400 young scientists from 76 countries have been selected to participate in the 67th Lindau Nobel Laureate Meeting. From 25 - 30 June 2017 they will meet with Nobel Laureates at Lake Constance. This year's meeting is dedicated to chemistry. Thus far, 31 Nobel laureates have confirmed their participation.
The young scientists are outstanding undergraduate students, graduate students and post-docs under the age of 35, conducting research in the field of chemistry. They have successfully passed a multi-stage international selection process. 155 scientific institutes, universities, foundations and research-oriented companies contributed to the nominations. The selected young scientists originate from big research nations like the US, the UK, Japan, Israel, and Germany, but also from developing countries such as Bangladesh, Myanmar and Benin.
The proportion of women among the selected young scientists is 45 percent. "For the field of chemistry, that is a substantial number", says Wolfgang Lubitz, Director of the Max Planck Institute for Chemical Energy Conversion, Vice-President of the Council for the Lindau Nobel Laureate Meetings and scientific co-chairperson of this year's meeting.
"The quality of applicants was again extremely high", says Burkhard Fricke, professor emeritus for theoretical physics and coordinator of the selection process. "Some of the young scientists who applied had very impressive CVs. It is highly unfortunate that we can only invite 400 of them." Due to the ongoing modernisation of the local conference venue, the meeting will once again take place in Lindau's city theatre. Accordingly, the usual number of just under 600 participating young scientists had to be reduced to 400.
The Lindau Nobel Laureate Meetings take place every year since 1951 and are designed as a forum for exchange, networking and inspiration. In Lindau, excellent young researchers meet the most acclaimed scientists of their field.
Bernard Feringa and Jean-Pierre Sauvage, who received the Nobel Prize in Chemistry 2016, together with Sir Fraser Stoddart, for the design of molecular machines, will also participate in this year's meeting. Besides molecular machines, the key topics of the 67th Lindau Nobel Laureate Meeting will include big data, climate change and the role of science in a "post-truth" era.

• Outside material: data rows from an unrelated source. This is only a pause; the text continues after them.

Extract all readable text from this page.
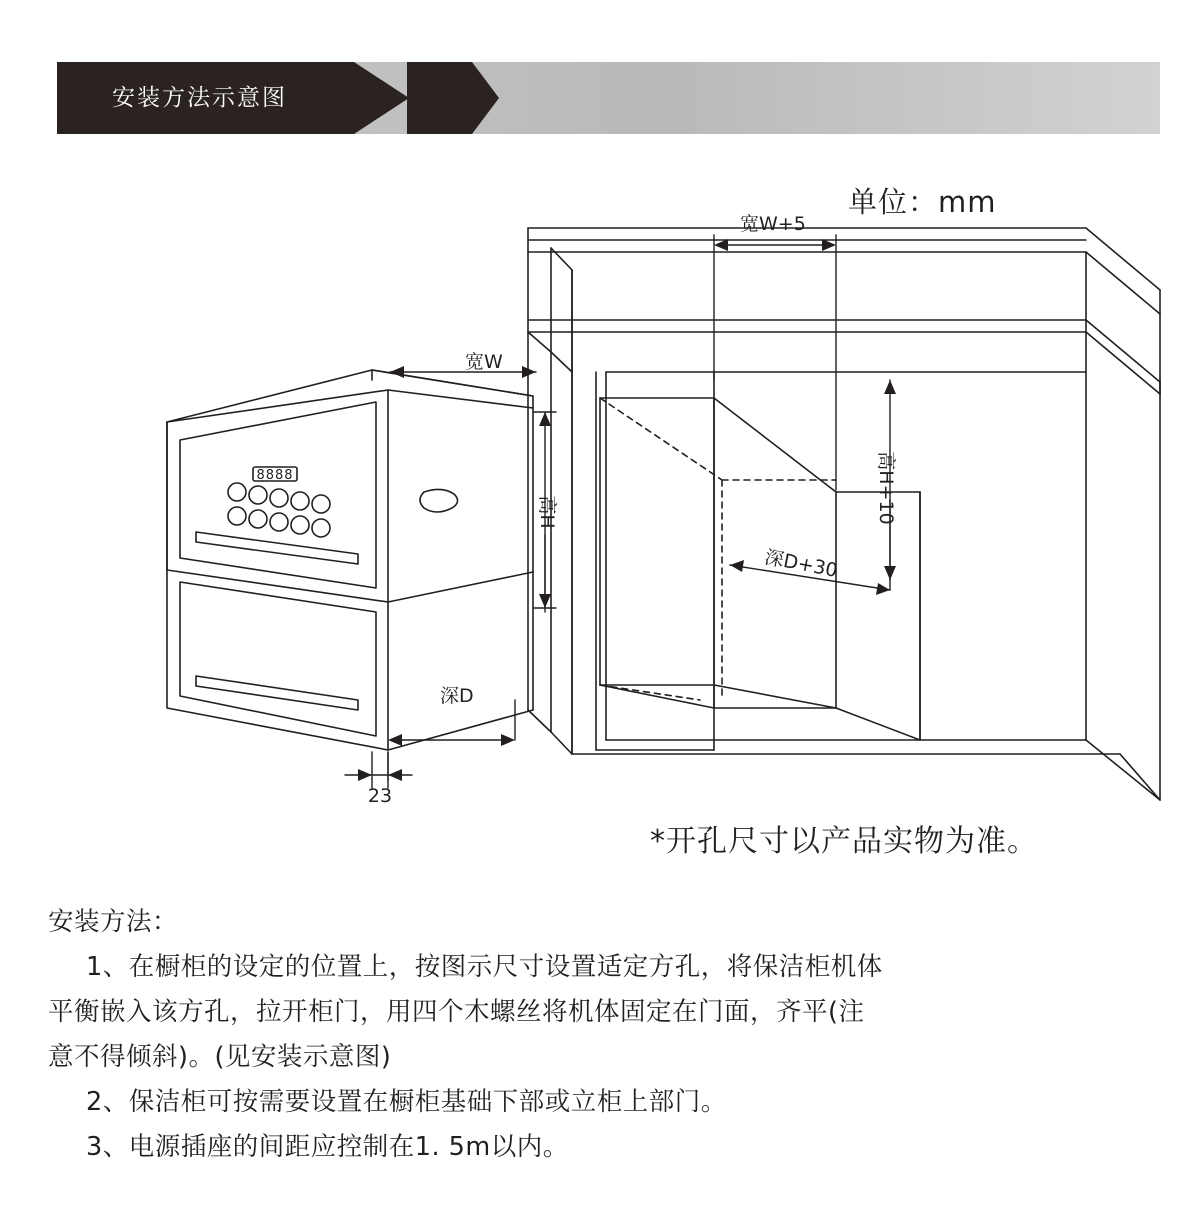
安装方法示意图
单位：mm
宽W+5
宽W
高H	高H+10
深D+30
深D
23
8888
*开孔尺寸以产品实物为准。

安装方法：

1、在橱柜的设定的位置上，按图示尺寸设置适定方孔，将保洁柜机体

平衡嵌入该方孔，拉开柜门，用四个木螺丝将机体固定在门面，齐平(注

意不得倾斜)。(见安装示意图)

2、保洁柜可按需要设置在橱柜基础下部或立柜上部门。

3、电源插座的间距应控制在1. 5m以内。
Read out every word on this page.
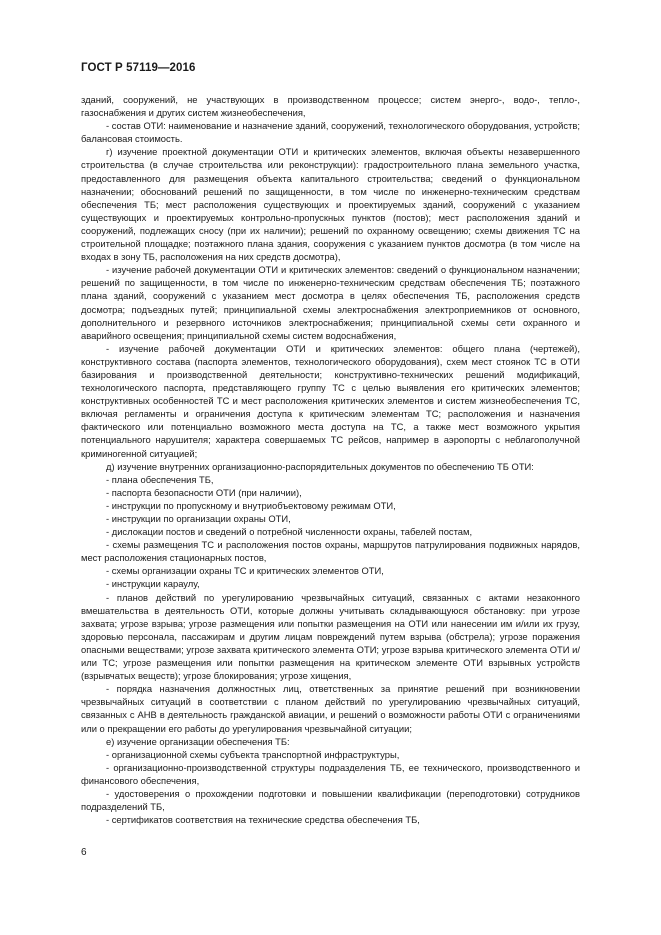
ГОСТ Р 57119—2016

зданий, сооружений, не участвующих в производственном процессе; систем энерго-, водо-, тепло-, газоснабжения и других систем жизнеобеспечения,

- состав ОТИ: наименование и назначение зданий, сооружений, технологического оборудования, устройств; балансовая стоимость.

г) изучение проектной документации ОТИ и критических элементов, включая объекты незавершенного строительства (в случае строительства или реконструкции): градостроительного плана земельного участка, предоставленного для размещения объекта капитального строительства; сведений о функциональном назначении; обоснований решений по защищенности, в том числе по инженерно-техническим средствам обеспечения ТБ; мест расположения существующих и проектируемых зданий, сооружений с указанием существующих и проектируемых контрольно-пропускных пунктов (постов); мест расположения зданий и сооружений, подлежащих сносу (при их наличии); решений по охранному освещению; схемы движения ТС на строительной площадке; поэтажного плана здания, сооружения с указанием пунктов досмотра (в том числе на входах в зону ТБ, расположения на них средств досмотра),

- изучение рабочей документации ОТИ и критических элементов: сведений о функциональном назначении; решений по защищенности, в том числе по инженерно-техническим средствам обеспечения ТБ; поэтажного плана зданий, сооружений с указанием мест досмотра в целях обеспечения ТБ, расположения средств досмотра; подъездных путей; принципиальной схемы электроснабжения электроприемников от основного, дополнительного и резервного источников электроснабжения; принципиальной схемы сети охранного и аварийного освещения; принципиальной схемы систем водоснабжения,

- изучение рабочей документации ОТИ и критических элементов: общего плана (чертежей), конструктивного состава (паспорта элементов, технологического оборудования), схем мест стоянок ТС в ОТИ базирования и производственной деятельности; конструктивно-технических решений модификаций, технологического паспорта, представляющего группу ТС с целью выявления его критических элементов; конструктивных особенностей ТС и мест расположения критических элементов и систем жизнеобеспечения ТС, включая регламенты и ограничения доступа к критическим элементам ТС; расположения и назначения фактического или потенциально возможного места доступа на ТС, а также мест возможного укрытия потенциального нарушителя; характера совершаемых ТС рейсов, например в аэропорты с неблагополучной криминогенной ситуацией;

д) изучение внутренних организационно-распорядительных документов по обеспечению ТБ ОТИ:

- плана обеспечения ТБ,

- паспорта безопасности ОТИ (при наличии),

- инструкции по пропускному и внутриобъектовому режимам ОТИ,

- инструкции по организации охраны ОТИ,

- дислокации постов и сведений о потребной численности охраны, табелей постам,

- схемы размещения ТС и расположения постов охраны, маршрутов патрулирования подвижных нарядов, мест расположения стационарных постов,

- схемы организации охраны ТС и критических элементов ОТИ,

- инструкции караулу,

- планов действий по урегулированию чрезвычайных ситуаций, связанных с актами незаконного вмешательства в деятельность ОТИ, которые должны учитывать складывающуюся обстановку: при угрозе захвата; угрозе взрыва; угрозе размещения или попытки размещения на ОТИ или нанесении им и/или их грузу, здоровью персонала, пассажирам и другим лицам повреждений путем взрыва (обстрела); угрозе поражения опасными веществами; угрозе захвата критического элемента ОТИ; угрозе взрыва критического элемента ОТИ и/или ТС; угрозе размещения или попытки размещения на критическом элементе ОТИ взрывных устройств (взрывчатых веществ); угрозе блокирования; угрозе хищения,

- порядка назначения должностных лиц, ответственных за принятие решений при возникновении чрезвычайных ситуаций в соответствии с планом действий по урегулированию чрезвычайных ситуаций, связанных с АНВ в деятельность гражданской авиации, и решений о возможности работы ОТИ с ограничениями или о прекращении его работы до урегулирования чрезвычайной ситуации;

е) изучение организации обеспечения ТБ:

- организационной схемы субъекта транспортной инфраструктуры,

- организационно-производственной структуры подразделения ТБ, ее технического, производственного и финансового обеспечения,

- удостоверения о прохождении подготовки и повышении квалификации (переподготовки) сотрудников подразделений ТБ,

- сертификатов соответствия на технические средства обеспечения ТБ,

6
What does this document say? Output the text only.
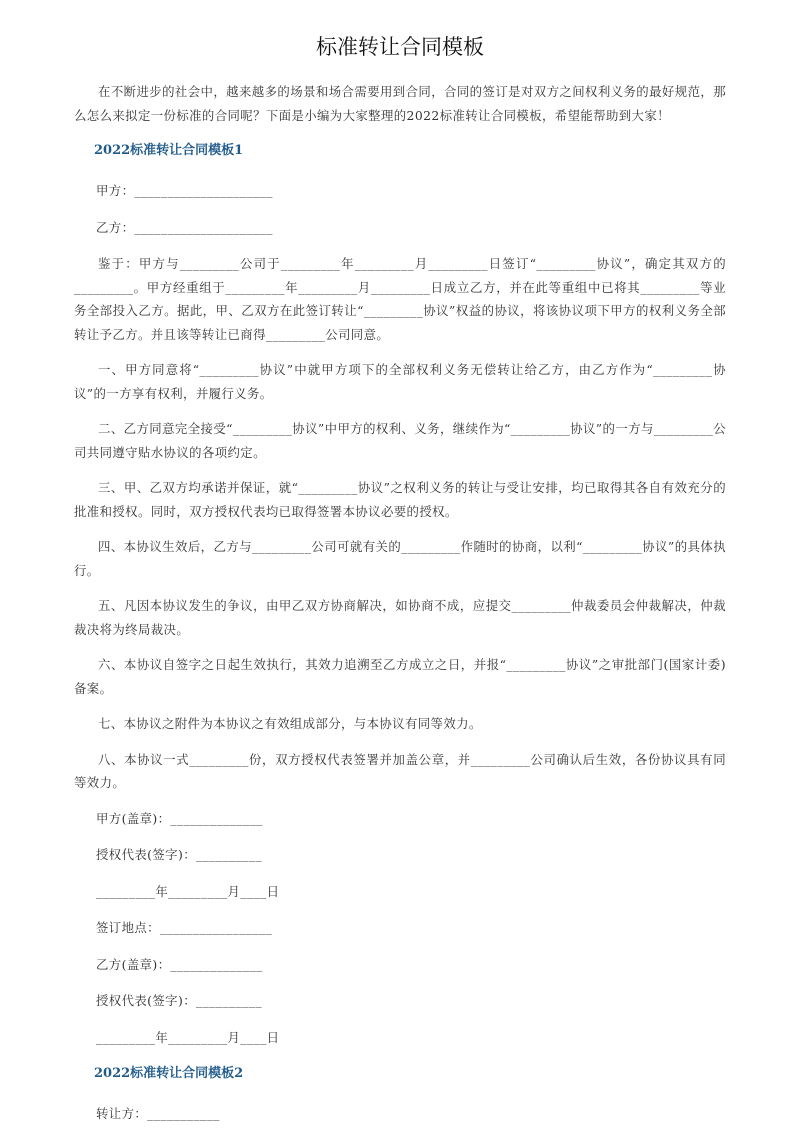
标准转让合同模板

在不断进步的社会中，越来越多的场景和场合需要用到合同，合同的签订是对双方之间权利义务的最好规范，那么怎么来拟定一份标准的合同呢？下面是小编为大家整理的2022标准转让合同模板，希望能帮助到大家！

2022标准转让合同模板1

甲方：_____________________

乙方：_____________________

鉴于：甲方与_________公司于_________年_________月_________日签订“_________协议”，确定其双方的_________。甲方经重组于_________年_________月_________日成立乙方，并在此等重组中已将其_________等业务全部投入乙方。据此，甲、乙双方在此签订转让“_________协议”权益的协议，将该协议项下甲方的权利义务全部转让予乙方。并且该等转让已商得_________公司同意。

一、甲方同意将“_________协议”中就甲方项下的全部权利义务无偿转让给乙方，由乙方作为“_________协议”的一方享有权利，并履行义务。

二、乙方同意完全接受“_________协议”中甲方的权利、义务，继续作为“_________协议”的一方与_________公司共同遵守贴水协议的各项约定。

三、甲、乙双方均承诺并保证，就“_________协议”之权利义务的转让与受让安排，均已取得其各自有效充分的批准和授权。同时，双方授权代表均已取得签署本协议必要的授权。

四、本协议生效后，乙方与_________公司可就有关的_________作随时的协商，以利“_________协议”的具体执行。

五、凡因本协议发生的争议，由甲乙双方协商解决，如协商不成，应提交_________仲裁委员会仲裁解决，仲裁裁决将为终局裁决。

六、本协议自签字之日起生效执行，其效力追溯至乙方成立之日，并报“_________协议”之审批部门(国家计委)备案。

七、本协议之附件为本协议之有效组成部分，与本协议有同等效力。

八、本协议一式_________份，双方授权代表签署并加盖公章，并_________公司确认后生效，各份协议具有同等效力。

甲方(盖章)：______________

授权代表(签字)：__________

_________年_________月____日

签订地点：_________________

乙方(盖章)：______________

授权代表(签字)：__________

_________年_________月____日

2022标准转让合同模板2

转让方：___________
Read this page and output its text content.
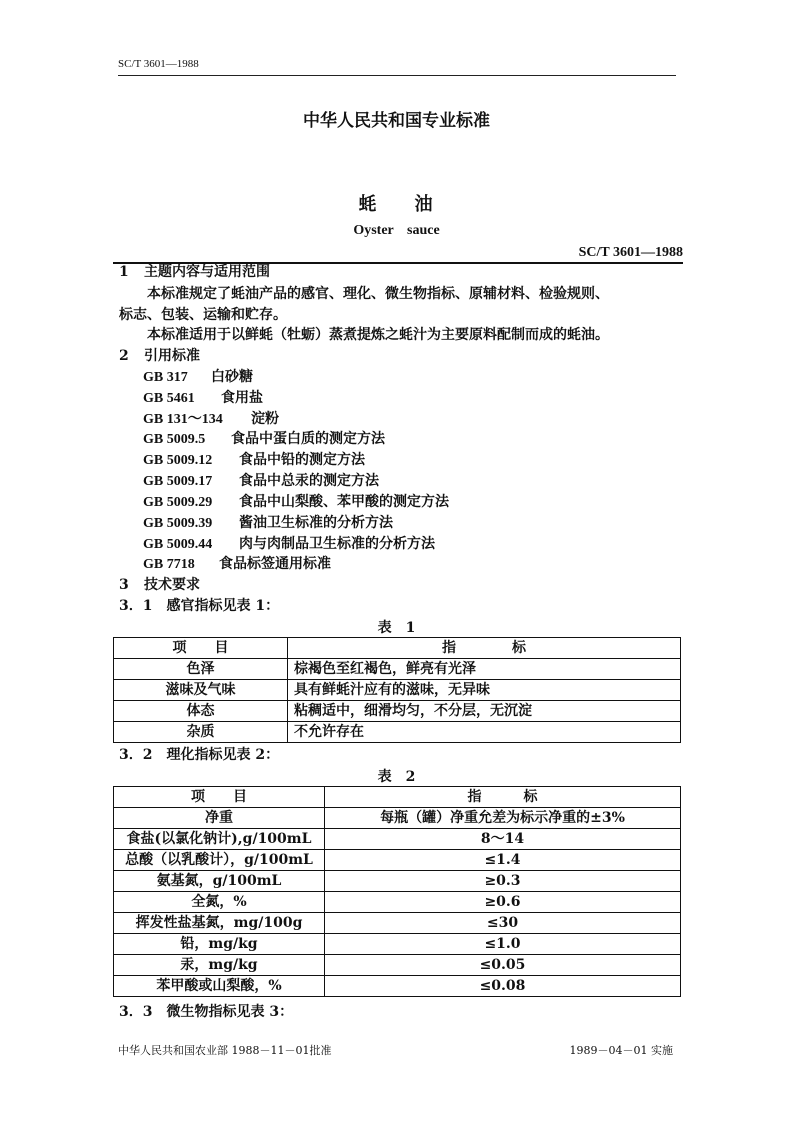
SC/T 3601—1988
中华人民共和国专业标准
蚝 油
Oyster sauce
SC/T 3601—1988
1 主题内容与适用范围
本标准规定了蚝油产品的感官、理化、微生物指标、原辅材料、检验规则、
标志、包装、运输和贮存。
本标准适用于以鲜蚝（牡蛎）蒸煮提炼之蚝汁为主要原料配制而成的蚝油。
2 引用标准
GB 317 白砂糖
GB 5461 食用盐
GB 131～134 淀粉
GB 5009.5 食品中蛋白质的测定方法
GB 5009.12 食品中铅的测定方法
GB 5009.17 食品中总汞的测定方法
GB 5009.29 食品中山梨酸、苯甲酸的测定方法
GB 5009.39 酱油卫生标准的分析方法
GB 5009.44 肉与肉制品卫生标准的分析方法
GB 7718 食品标签通用标准
3 技术要求
3．1　感官指标见表 1：
表 1
项　　目	指　　　　标
色泽	棕褐色至红褐色，鲜亮有光泽
滋味及气味	具有鲜蚝汁应有的滋味，无异味
体态	粘稠适中，细滑均匀，不分层，无沉淀
杂质	不允许存在
3．2　理化指标见表 2：
表 2
项　　目	指　　　标
净重	每瓶（罐）净重允差为标示净重的±3%
食盐(以氯化钠计),g/100mL	8～14
总酸（以乳酸计），g/100mL	≤1.4
氨基氮，g/100mL	≥0.3
全氮，%	≥0.6
挥发性盐基氮，mg/100g	≤30
铅，mg/kg	≤1.0
汞，mg/kg	≤0.05
苯甲酸或山梨酸，%	≤0.08
3．3　微生物指标见表 3：
中华人民共和国农业部 1988－11－01批准	1989－04－01 实施
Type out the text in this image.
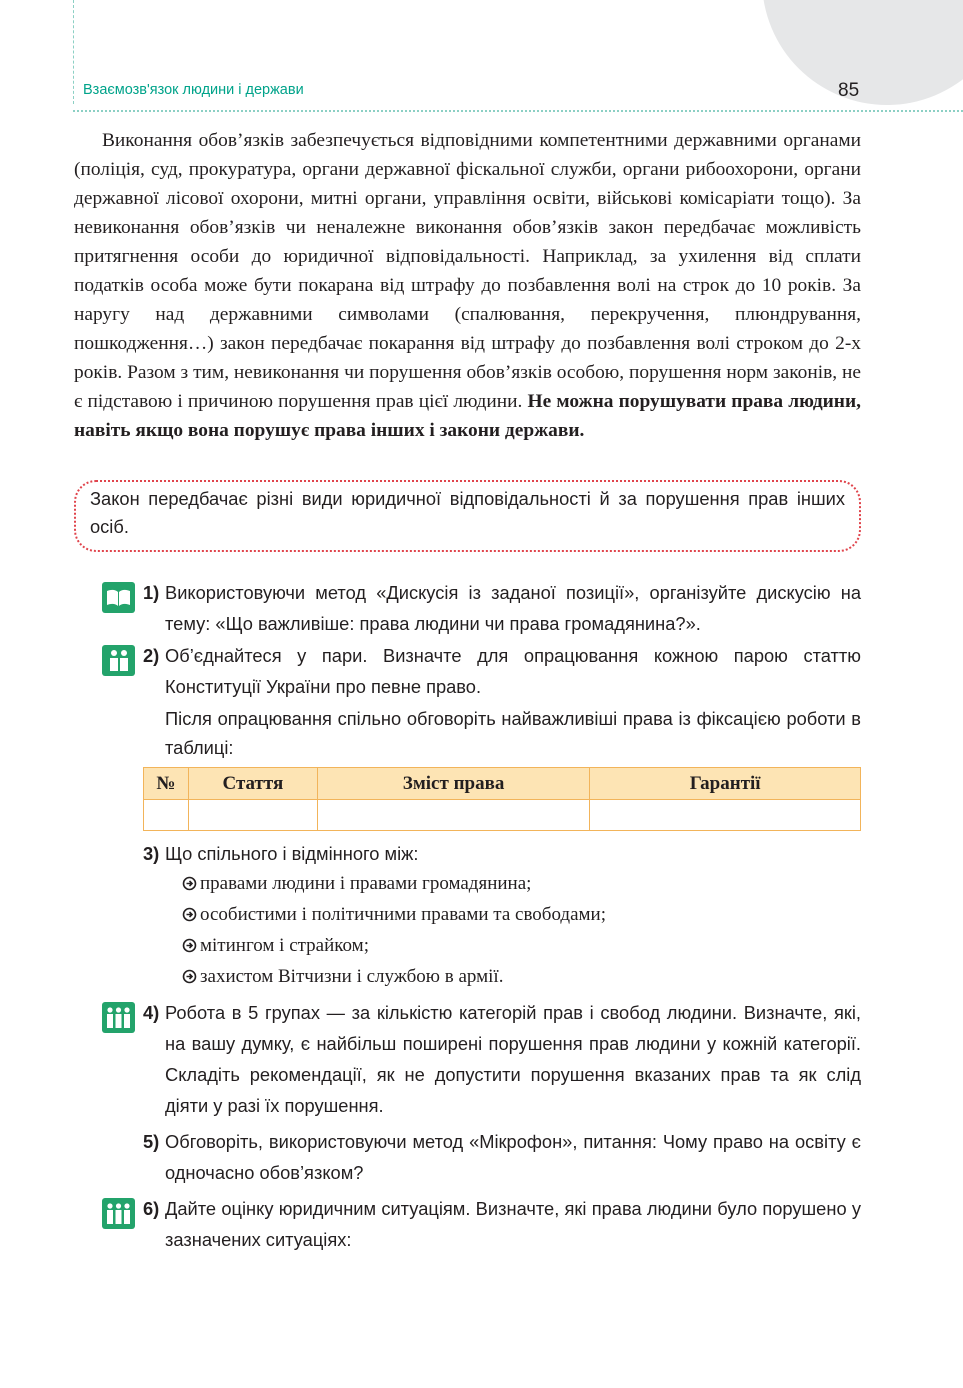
Взаємозв'язок людини і держави	85

Виконання обов’язків забезпечується відповідними компетентними державними органами (поліція, суд, прокуратура, органи державної фіскальної служби, органи рибоохорони, органи державної лісової охорони, митні органи, управління освіти, військові комісаріати тощо). За невиконання обов’язків чи неналежне виконання обов’язків закон передбачає можливість притягнення особи до юридичної відповідальності. Наприклад, за ухилення від сплати податків особа може бути покарана від штрафу до позбавлення волі на строк до 10 років. За наругу над державними символами (спалювання, перекручення, плюндрування, пошкодження…) закон передбачає покарання від штрафу до позбавлення волі строком до 2-х років. Разом з тим, невиконання чи порушення обов’язків особою, порушення норм законів, не є підставою і причиною порушення прав цієї людини. Не можна порушувати права людини, навіть якщо вона порушує права інших і закони держави.

Закон передбачає різні види юридичної відповідальності й за порушення прав інших осіб.
1) Використовуючи метод «Дискусія із заданої позиції», організуйте дискусію на тему: «Що важливіше: права людини чи права громадянина?».
2) Об’єднайтеся у пари. Визначте для опрацювання кожною парою статтю Конституції України про певне право.
Після опрацювання спільно обговоріть найважливіші права із фіксацією роботи в таблиці:
№	Стаття	Зміст права	Гарантії

3) Що спільного і відмінного між:
правами людини і правами громадянина;
особистими і політичними правами та свободами;
мітингом і страйком;
захистом Вітчизни і службою в армії.
4) Робота в 5 групах — за кількістю категорій прав і свобод людини. Визначте, які, на вашу думку, є найбільш поширені порушення прав людини у кожній категорії. Складіть рекомендації, як не допустити порушення вказаних прав та як слід діяти у разі їх порушення.
5) Обговоріть, використовуючи метод «Мікрофон», питання: Чому право на освіту є одночасно обов’язком?
6) Дайте оцінку юридичним ситуаціям. Визначте, які права людини було порушено у зазначених ситуаціях:
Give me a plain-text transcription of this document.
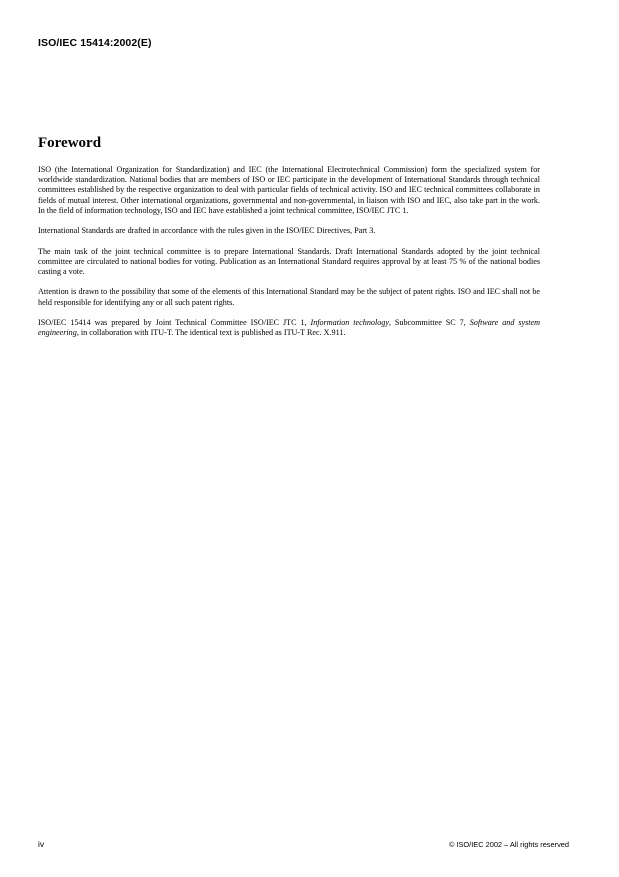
ISO/IEC 15414:2002(E)
Foreword

ISO (the International Organization for Standardization) and IEC (the International Electrotechnical Commission) form the specialized system for worldwide standardization. National bodies that are members of ISO or IEC participate in the development of International Standards through technical committees established by the respective organization to deal with particular fields of technical activity. ISO and IEC technical committees collaborate in fields of mutual interest. Other international organizations, governmental and non-governmental, in liaison with ISO and IEC, also take part in the work. In the field of information technology, ISO and IEC have established a joint technical committee, ISO/IEC JTC 1.

International Standards are drafted in accordance with the rules given in the ISO/IEC Directives, Part 3.

The main task of the joint technical committee is to prepare International Standards. Draft International Standards adopted by the joint technical committee are circulated to national bodies for voting. Publication as an International Standard requires approval by at least 75 % of the national bodies casting a vote.

Attention is drawn to the possibility that some of the elements of this International Standard may be the subject of patent rights. ISO and IEC shall not be held responsible for identifying any or all such patent rights.

ISO/IEC 15414 was prepared by Joint Technical Committee ISO/IEC JTC 1, Information technology, Subcommittee SC 7, Software and system engineering, in collaboration with ITU-T. The identical text is published as ITU-T Rec. X.911.

iv	© ISO/IEC 2002 – All rights reserved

The selected young scientists may expect a six-day programme with numerous lectures and panel discussions. Some of them will also get the opportunity to discuss their own work at one of the master classes or at the poster session. "This is a unique opportunity for the young scientists to present their research in front of an international audience and receive invaluable feedback from Nobel Laureates", says Wolfgang Lubitz. In addition to the scientific programme, the meeting offers many opportunities for the young scientists to socialise with the Nobel Laureates, and of course with each other, in a relaxed atmosphere.